Tom Van Dyke said...

It seems to me that these ideas were "in the air" of that time, and need not be credited to the genius of the Levellers, or any group or individual.

jimmiraybob said...

This is completely off topic -

I will be invading Utah for the next week. I will be the really cool guy with the harmonica hanging out at the Natural Bridges campground.

If there is beer to be had I will try to get in some Sam Adams and Evolution Ale in the spirit of AC and the founders.

Have fun and keep up the good work.

Jared A. Farley said...

Brad- I was just reading an essay by Unitarian theologian James Luther Adams ("Mediating Structures and the Separation of Powers") and came across a reference to both "the Leveller movement" and "John Lilburne". I thought that was interesting because I had just read your post a couple days ago, but also because of Adams' interpretation of the Leveller movement's influence.

According to Adams (I'm paraphrasing his much more eloquent wording here), the problem that many historians make is trying to track the influence of the Leveller movement and Lilburne through the political sphere. Adams suggests that what the movement represented was a specific political outburst of the democratic impulses which were congealing in the Puritarian dissent movements. Thus, the movement's lasting influene on politics did not come via the political track, but backdoors through the religious track.

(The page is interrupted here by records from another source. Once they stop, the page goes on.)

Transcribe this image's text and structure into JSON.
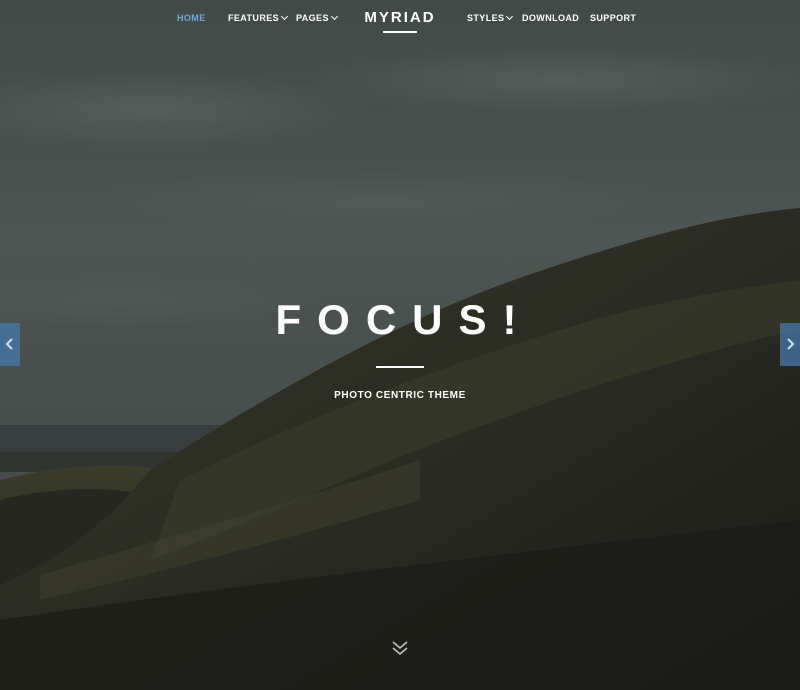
{
  "nav": {
    "left_items": [
      {
        "label": "HOME",
        "active": true
      },
      {
        "label": "FEATURES",
        "dropdown": true
      },
      {
        "label": "PAGES",
        "dropdown": true
      }
    ],
    "logo": "MYRIAD",
    "right_items": [
      {
        "label": "STYLES",
        "dropdown": true
      },
      {
        "label": "DOWNLOAD"
      },
      {
        "label": "SUPPORT"
      }
    ]
  },
  "hero": {
    "headline": "FOCUS!",
    "tagline": "PHOTO CENTRIC THEME"
  },
  "colors": {
    "active_nav": "#6fa8dc",
    "arrow_bg": "#4678aa",
    "text": "#ffffff"
  },
  "icons": {
    "prev": "chevron-left-icon",
    "next": "chevron-right-icon",
    "scroll": "double-chevron-down-icon"
  }
}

Adams suggests that the continuation of the development of congregational structures of governance, the institutionalization of dissent, and the "radical laicism" found in the Puritarian movement is where the ideas of modern democracy took root and spread. Thus, because the Levellers were apart of this religious tradition, they did have a lasting influence. Nonetheless, their names have been lost somewhat to history because they did try to implement their ideas too earlier...the world was not ready for them...yet.

Tom Van Dyke said...

...which reinforces the argument that many ideas attributed to the Enlightenment were already well under development in the religious sphere.

_________

Cheers, JRB. I doubt we'll have religion & the Founding all resolved before you get back, so take yr time and have a blast.